His smile sharpens. “Careful, Valentina. Words like that can get you killed.”
I take a slow step forward, Glock steady. “So can touching what’s mine.”
He glances at Marco’s body, then back at me. “He was a warning. You don’t want to know what happens when I stop being polite.”
I c**k my head, lips curling. “Polite? Hanging one of my men like a Christmas ornament is your idea of being polite?”
He shrugs, like it’s nothing. Like Marco’s life meant nothing. “You should’ve taken my offer. We could’ve ruled this city together.”
“I don’t share thrones,” I snap.
His eyes darken, and for a heartbeat, the mask slips. There’s no charm there now, no smooth words. Just hunger. The kind that devours.
“That ledger,” he says softly, and I freeze. “You think you can hide it from me?”
My blood turns to ice.
So that’s what this is about.
He takes a step closer, and for the first time, I smell the truth on him. Desperation.
“You have no idea what kind of fire you’re playing with, bella,” he murmurs. “Give me the ledger, and maybe I’ll let you keep breathing.”
I laugh. Sharp. Ruthless. “Over my dead body.”
His smile returns, slow and wicked. “That can be arranged.”
He snaps his fingers.
The doors slam open, and half a dozen men pour in, guns raised.
Carmine moves before I do, firing two shots that drop the first bastard in the doorway. Chaos explodes like thunder, bullets shredding the air as I dive behind a stack of crates, return fire, and curse under my breath.
This isn’t just a message. This is a goddamn declaration.
War isn’t coming.
It’s here.
I empty the Glock, grab a fallen man’s weapon, and keep shooting, the roar of gunfire deafening, the smell of blood and gunpowder choking the air.

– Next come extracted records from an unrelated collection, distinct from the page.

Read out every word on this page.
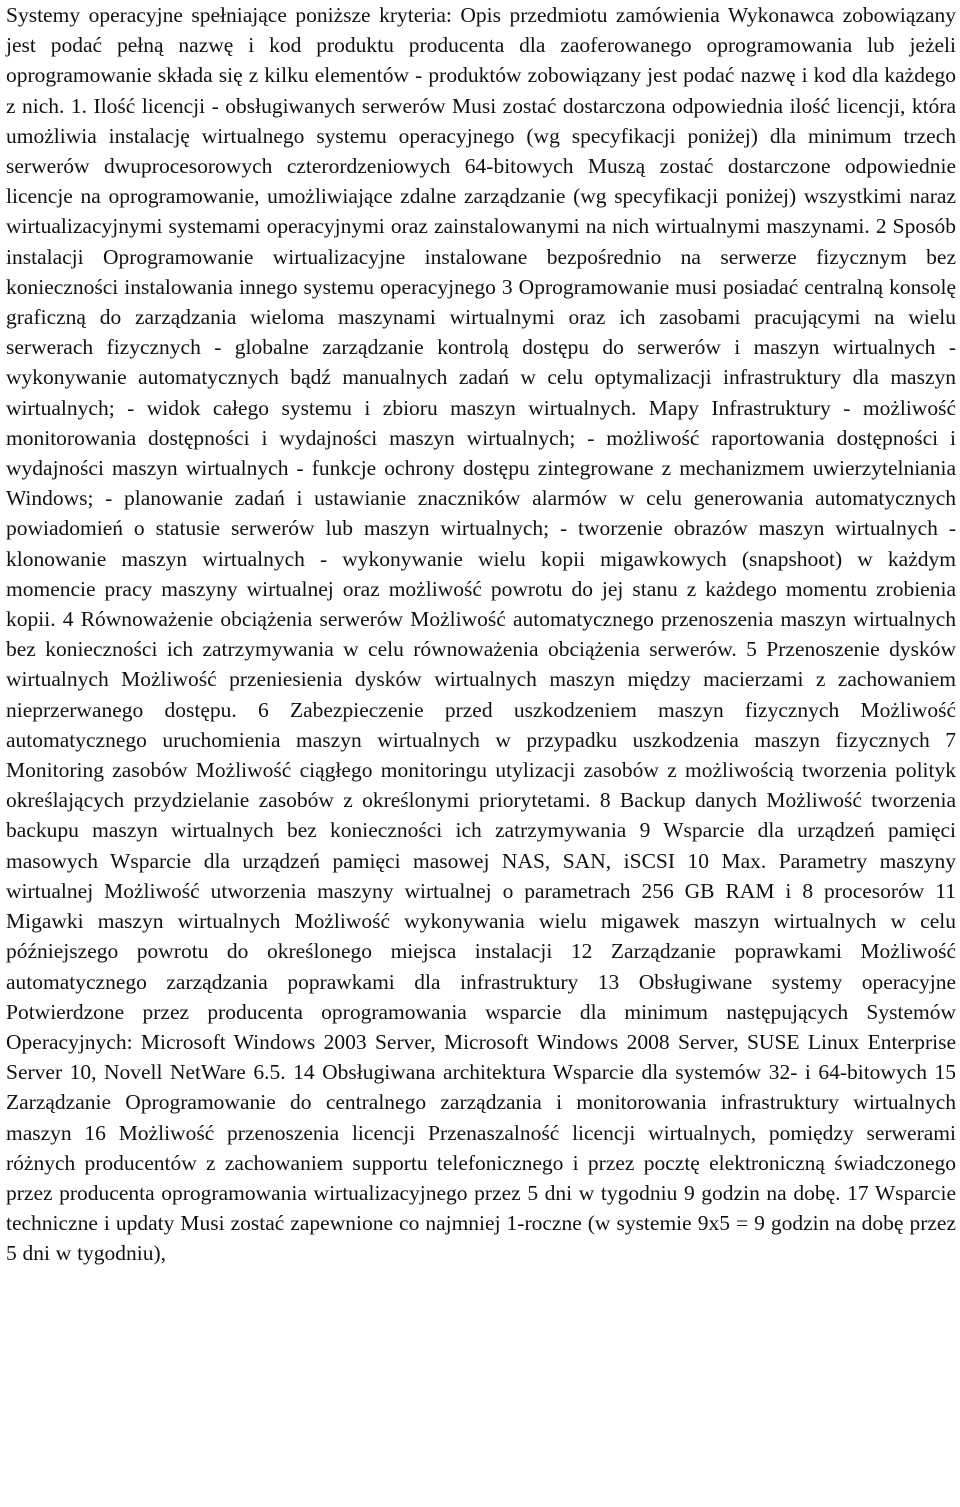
Systemy operacyjne spełniające poniższe kryteria: Opis przedmiotu zamówienia Wykonawca zobowiązany jest podać pełną nazwę i kod produktu producenta dla zaoferowanego oprogramowania lub jeżeli oprogramowanie składa się z kilku elementów - produktów zobowiązany jest podać nazwę i kod dla każdego z nich. 1. Ilość licencji - obsługiwanych serwerów Musi zostać dostarczona odpowiednia ilość licencji, która umożliwia instalację wirtualnego systemu operacyjnego (wg specyfikacji poniżej) dla minimum trzech serwerów dwuprocesorowych czterordzeniowych 64-bitowych Muszą zostać dostarczone odpowiednie licencje na oprogramowanie, umożliwiające zdalne zarządzanie (wg specyfikacji poniżej) wszystkimi naraz wirtualizacyjnymi systemami operacyjnymi oraz zainstalowanymi na nich wirtualnymi maszynami. 2 Sposób instalacji Oprogramowanie wirtualizacyjne instalowane bezpośrednio na serwerze fizycznym bez konieczności instalowania innego systemu operacyjnego 3 Oprogramowanie musi posiadać centralną konsolę graficzną do zarządzania wieloma maszynami wirtualnymi oraz ich zasobami pracującymi na wielu serwerach fizycznych - globalne zarządzanie kontrolą dostępu do serwerów i maszyn wirtualnych - wykonywanie automatycznych bądź manualnych zadań w celu optymalizacji infrastruktury dla maszyn wirtualnych; - widok całego systemu i zbioru maszyn wirtualnych. Mapy Infrastruktury - możliwość monitorowania dostępności i wydajności maszyn wirtualnych; - możliwość raportowania dostępności i wydajności maszyn wirtualnych - funkcje ochrony dostępu zintegrowane z mechanizmem uwierzytelniania Windows; - planowanie zadań i ustawianie znaczników alarmów w celu generowania automatycznych powiadomień o statusie serwerów lub maszyn wirtualnych; - tworzenie obrazów maszyn wirtualnych - klonowanie maszyn wirtualnych - wykonywanie wielu kopii migawkowych (snapshoot) w każdym momencie pracy maszyny wirtualnej oraz możliwość powrotu do jej stanu z każdego momentu zrobienia kopii. 4 Równoważenie obciążenia serwerów Możliwość automatycznego przenoszenia maszyn wirtualnych bez konieczności ich zatrzymywania w celu równoważenia obciążenia serwerów. 5 Przenoszenie dysków wirtualnych Możliwość przeniesienia dysków wirtualnych maszyn między macierzami z zachowaniem nieprzerwanego dostępu. 6 Zabezpieczenie przed uszkodzeniem maszyn fizycznych Możliwość automatycznego uruchomienia maszyn wirtualnych w przypadku uszkodzenia maszyn fizycznych 7 Monitoring zasobów Możliwość ciągłego monitoringu utylizacji zasobów z możliwością tworzenia polityk określających przydzielanie zasobów z określonymi priorytetami. 8 Backup danych Możliwość tworzenia backupu maszyn wirtualnych bez konieczności ich zatrzymywania 9 Wsparcie dla urządzeń pamięci masowych Wsparcie dla urządzeń pamięci masowej NAS, SAN, iSCSI 10 Max. Parametry maszyny wirtualnej Możliwość utworzenia maszyny wirtualnej o parametrach 256 GB RAM i 8 procesorów 11 Migawki maszyn wirtualnych Możliwość wykonywania wielu migawek maszyn wirtualnych w celu późniejszego powrotu do określonego miejsca instalacji 12 Zarządzanie poprawkami Możliwość automatycznego zarządzania poprawkami dla infrastruktury 13 Obsługiwane systemy operacyjne Potwierdzone przez producenta oprogramowania wsparcie dla minimum następujących Systemów Operacyjnych: Microsoft Windows 2003 Server, Microsoft Windows 2008 Server, SUSE Linux Enterprise Server 10, Novell NetWare 6.5. 14 Obsługiwana architektura Wsparcie dla systemów 32- i 64-bitowych 15 Zarządzanie Oprogramowanie do centralnego zarządzania i monitorowania infrastruktury wirtualnych maszyn 16 Możliwość przenoszenia licencji Przenaszalność licencji wirtualnych, pomiędzy serwerami różnych producentów z zachowaniem supportu telefonicznego i przez pocztę elektroniczną świadczonego przez producenta oprogramowania wirtualizacyjnego przez 5 dni w tygodniu 9 godzin na dobę. 17 Wsparcie techniczne i updaty Musi zostać zapewnione co najmniej 1-roczne (w systemie 9x5 = 9 godzin na dobę przez 5 dni w tygodniu),
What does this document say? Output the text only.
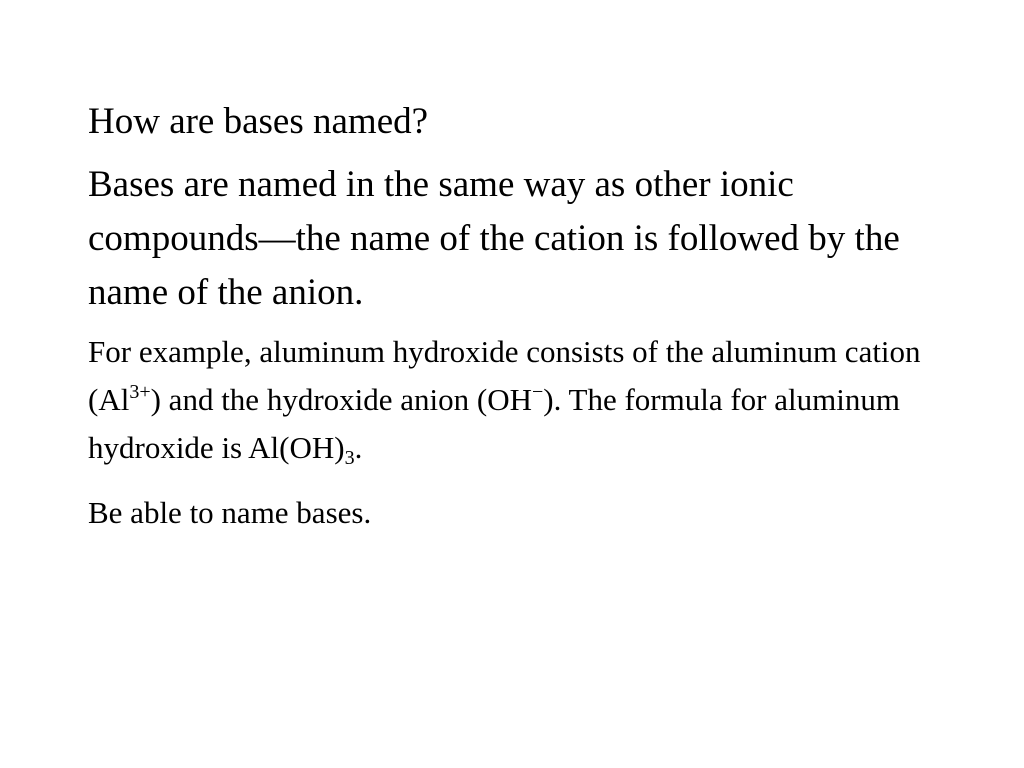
How are bases named?

Bases are named in the same way as other ionic compounds—the name of the cation is followed by the name of the anion.

For example, aluminum hydroxide consists of the aluminum cation $(Al^{3+})$ and the hydroxide anion (OH−). The formula for aluminum hydroxide is $Al(OH)_3$.

Be able to name bases.
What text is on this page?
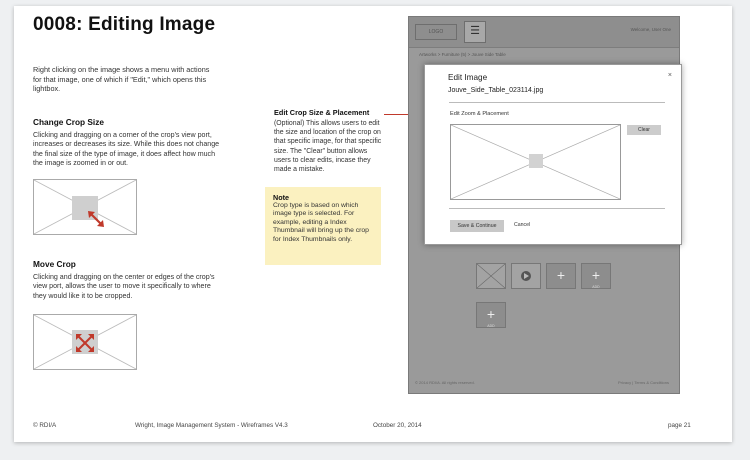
0008: Editing Image
Right clicking on the image shows a menu with actions for that image, one of which if "Edit," which opens this lightbox.
Change Crop Size
Clicking and dragging on a corner of the crop's view port, increases or decreases its size. While this does not change the final size of the type of image, it does affect how much the image is zoomed in or out.
Move Crop
Clicking and dragging on the center or edges of the crop's view port, allows the user to move it specifically to where they would like it to be cropped.
Edit Crop Size & Placement
(Optional) This allows users to edit the size and location of the crop on that specific image, for that specific size. The "Clear" button allows users to clear edits, incase they made a mistake.
Note
Crop type is based on which image type is selected. For example, editing a Index Thumbnail will bring up the crop for Index Thumbnails only.
LOGO	☰	Welcome, User One
Artworks > Furniture (5) > Jouve Side Table
+	+
ADD
+
ADD
© 2014 RDI/A. All rights reserved.	Privacy | Terms & Conditions
Edit Image	×
Jouve_Side_Table_023114.jpg
Edit Zoom & Placement
Clear
Save & Continue	Cancel
© RDI/A	Wright, Image Management System - Wireframes V4.3	October 20, 2014	page 21
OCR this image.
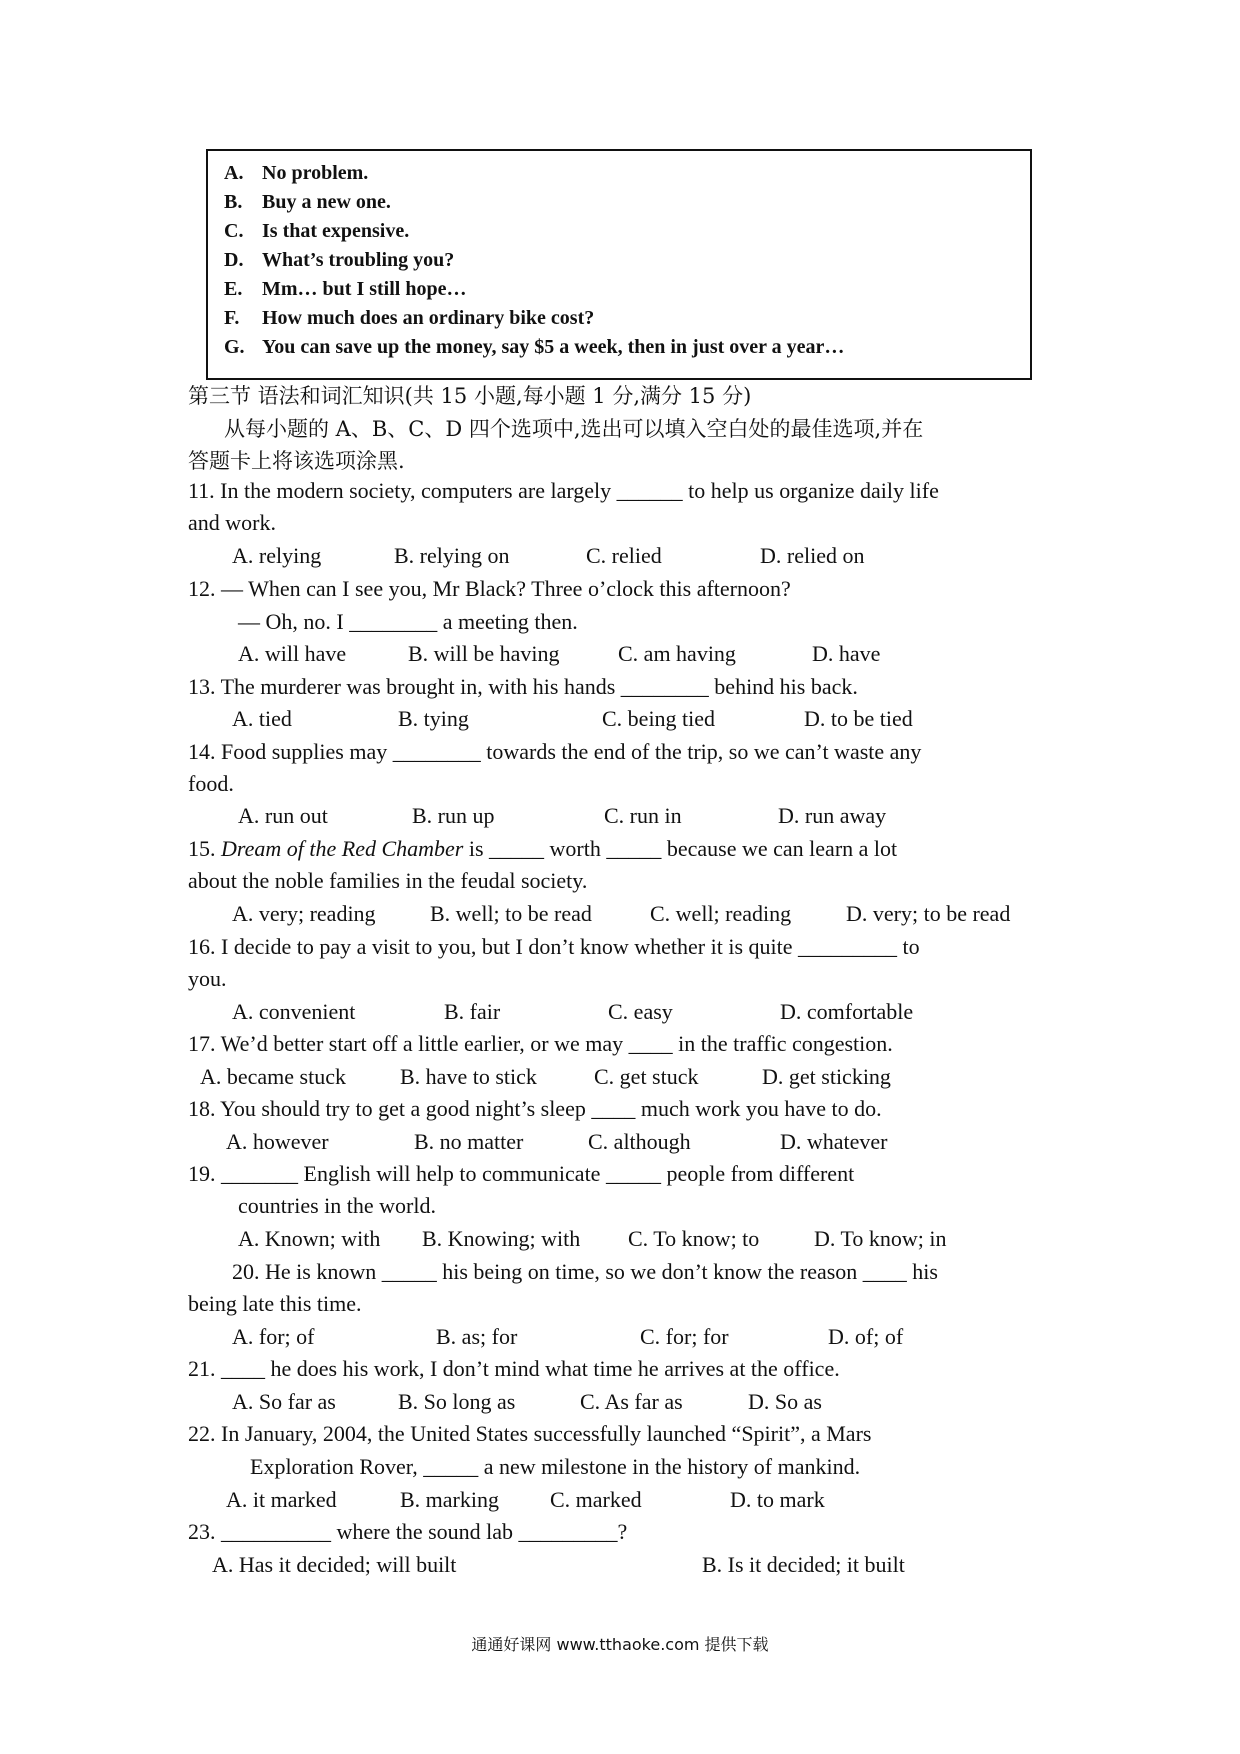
A. No problem.
B. Buy a new one.
C. Is that expensive.
D. What’s troubling you?
E. Mm… but I still hope…
F. How much does an ordinary bike cost?
G. You can save up the money, say $5 a week, then in just over a year…
第三节 语法和词汇知识(共 15 小题,每小题 1 分,满分 15 分)
从每小题的 A、B、C、D 四个选项中,选出可以填入空白处的最佳选项,并在
答题卡上将该选项涂黑.
11. In the modern society, computers are largely ______ to help us organize daily life
and work.
A. relying	B. relying on	C. relied	D. relied on
12. — When can I see you, Mr Black? Three o’clock this afternoon?
— Oh, no. I ________ a meeting then.
A. will have	B. will be having	C. am having	D. have
13. The murderer was brought in, with his hands ________ behind his back.
A. tied	B. tying	C. being tied	D. to be tied
14. Food supplies may ________ towards the end of the trip, so we can’t waste any
food.
A. run out	B. run up	C. run in	D. run away
15. Dream of the Red Chamber is _____ worth _____ because we can learn a lot
about the noble families in the feudal society.
A. very; reading B. well; to be read	C. well; reading D. very; to be read
16. I decide to pay a visit to you, but I don’t know whether it is quite _________ to
you.
A. convenient	B. fair	C. easy	D. comfortable
17. We’d better start off a little earlier, or we may ____ in the traffic congestion.
A. became stuck B. have to stick	C. get stuck	D. get sticking
18. You should try to get a good night’s sleep ____ much work you have to do.
A. however	B. no matter	C. although	D. whatever
19. _______ English will help to communicate _____ people from different
countries in the world.
A. Known; with B. Knowing; with C. To know; to D. To know; in
20. He is known _____ his being on time, so we don’t know the reason ____ his
being late this time.
A. for; of	B. as; for	C. for; for	D. of; of
21. ____ he does his work, I don’t mind what time he arrives at the office.
A. So far as	B. So long as	C. As far as	D. So as
22. In January, 2004, the United States successfully launched “Spirit”, a Mars
Exploration Rover, _____ a new milestone in the history of mankind.
A. it marked	B. marking C. marked	D. to mark
23. __________ where the sound lab _________?
A. Has it decided; will built	B. Is it decided; it built
通通好课网 www.tthaoke.com 提供下载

Carmine’s yelling something—cover, move, now—but all I hear is the pounding in my veins.
One of Luca’s men lunges from the side, knife flashing, and I slam the butt of the gun into his face before putting a bullet through his skull.
When I look up, Luca’s gone.
The snake slipped back into the dark.
But his words linger like smoke.
The ledger.
He knows.
The thought barely has time to settle before I feel it—the cold kiss of steel against the back of my neck.
A voice, low and lethal, breathes against my ear.
“Drop the gun, bella.”
And just like that, the world narrows to a single, jagged edge.
The man holding the blade isn’t Luca. It’s someone else. Someone I didn’t see coming.